We made sure to include avatars of several skin tones, several body sizes, and several genders. We don’t expect all of these users to select these avatars. We don’t even expect the user to select the avatar that best matches their real-life persona. But by showing them multiple options, we relate to the user and send a message that they belong.

We made sure to design tasks that empowered the user. One of the biggest factors cited by patients in choosing to undergo therapy is that they don’t want to have their pets taken away. We added a puppy to the game for the user to care for. And in fact, we added six puppies to choose from, and the user was able to adopt their favorite. Not only does this give the user an NPC with which to bond, it also empowers their sense of competence by requiring them to care for the animal. This tells the user that we believe in their capabilities.

A screen capture of a virtual Husky puppy running through a yard, © Barron Associates

Copyright Barron Associates, Inc

Further, we allowed the user to skip activities. Even the puppy dog is a controversial choice: a Muslim user, for instance, may have a cultural resistance to caring for a dog. So we let the user skip those activities if they feel uncomfortable.

Ultimately, this design experience leads to the key points for Relatedness design:

  1. Relate to your user;
  2. Don’t ever make your user relate to you.

Unfortunately, many game developers find option 2 to be easier. And perhaps this is why Video Game Therapy has not yet had its breakout success.

Final Remarks

Games have a remarkable power to modulate identity, so cultural and social issues are not supplemental to the design of a game; they are central to it. By considering the user’s needs, it is possible to make therapy fun. It is possible to give users challenges that they can identify with. It is possible to empower the user through simple gameplay. Games can be used for healing, but we have to recognize what exactly it is that games do to make people healthy.
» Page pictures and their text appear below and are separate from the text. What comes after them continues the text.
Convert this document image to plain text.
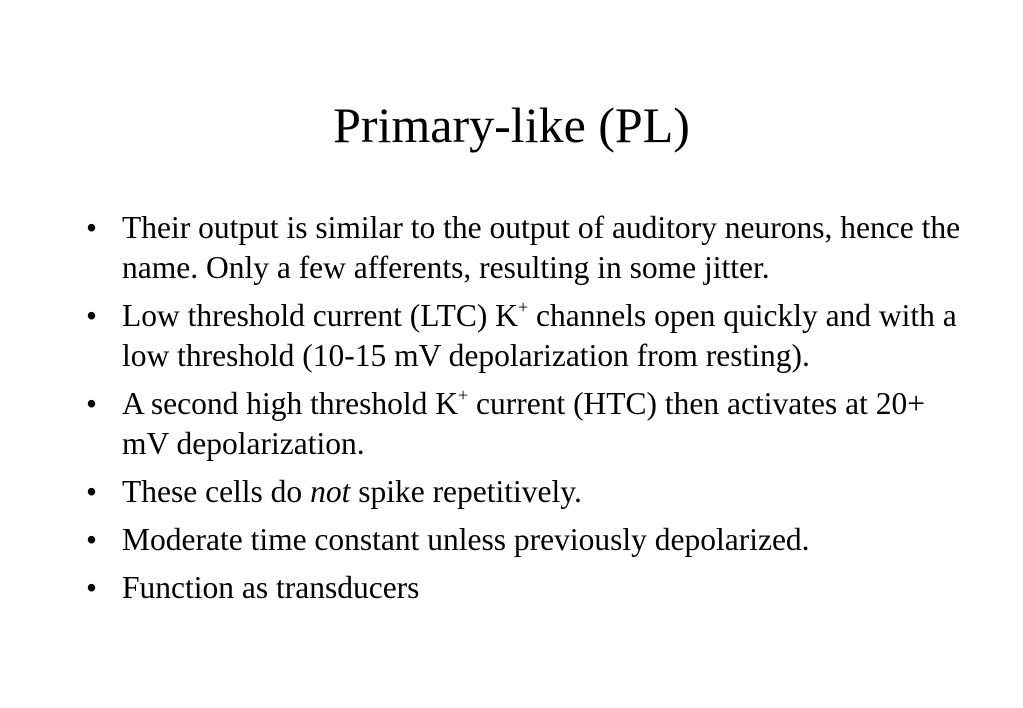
Primary-like (PL)
• Their output is similar to the output of auditory neurons, hence the name. Only a few afferents, resulting in some jitter.
• Low threshold current (LTC) K+ channels open quickly and with a low threshold (10-15 mV depolarization from resting).
• A second high threshold K+ current (HTC) then activates at 20+ mV depolarization.
• These cells do not spike repetitively.
• Moderate time constant unless previously depolarized.
• Function as transducers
And more importantly, it’s also important to remember that therapy games are medical devices, and that when we design them we must keep in mind the core ethic of the medical profession: do no harm. It’s doesn’t have to be perfect. It’s not necessary to design for every user’s unique cultural experience. But it is necessary to have these discussions during the design phase, and to take ownership of the features that you put in or leave out. The games are about people. It’s important not to forget that.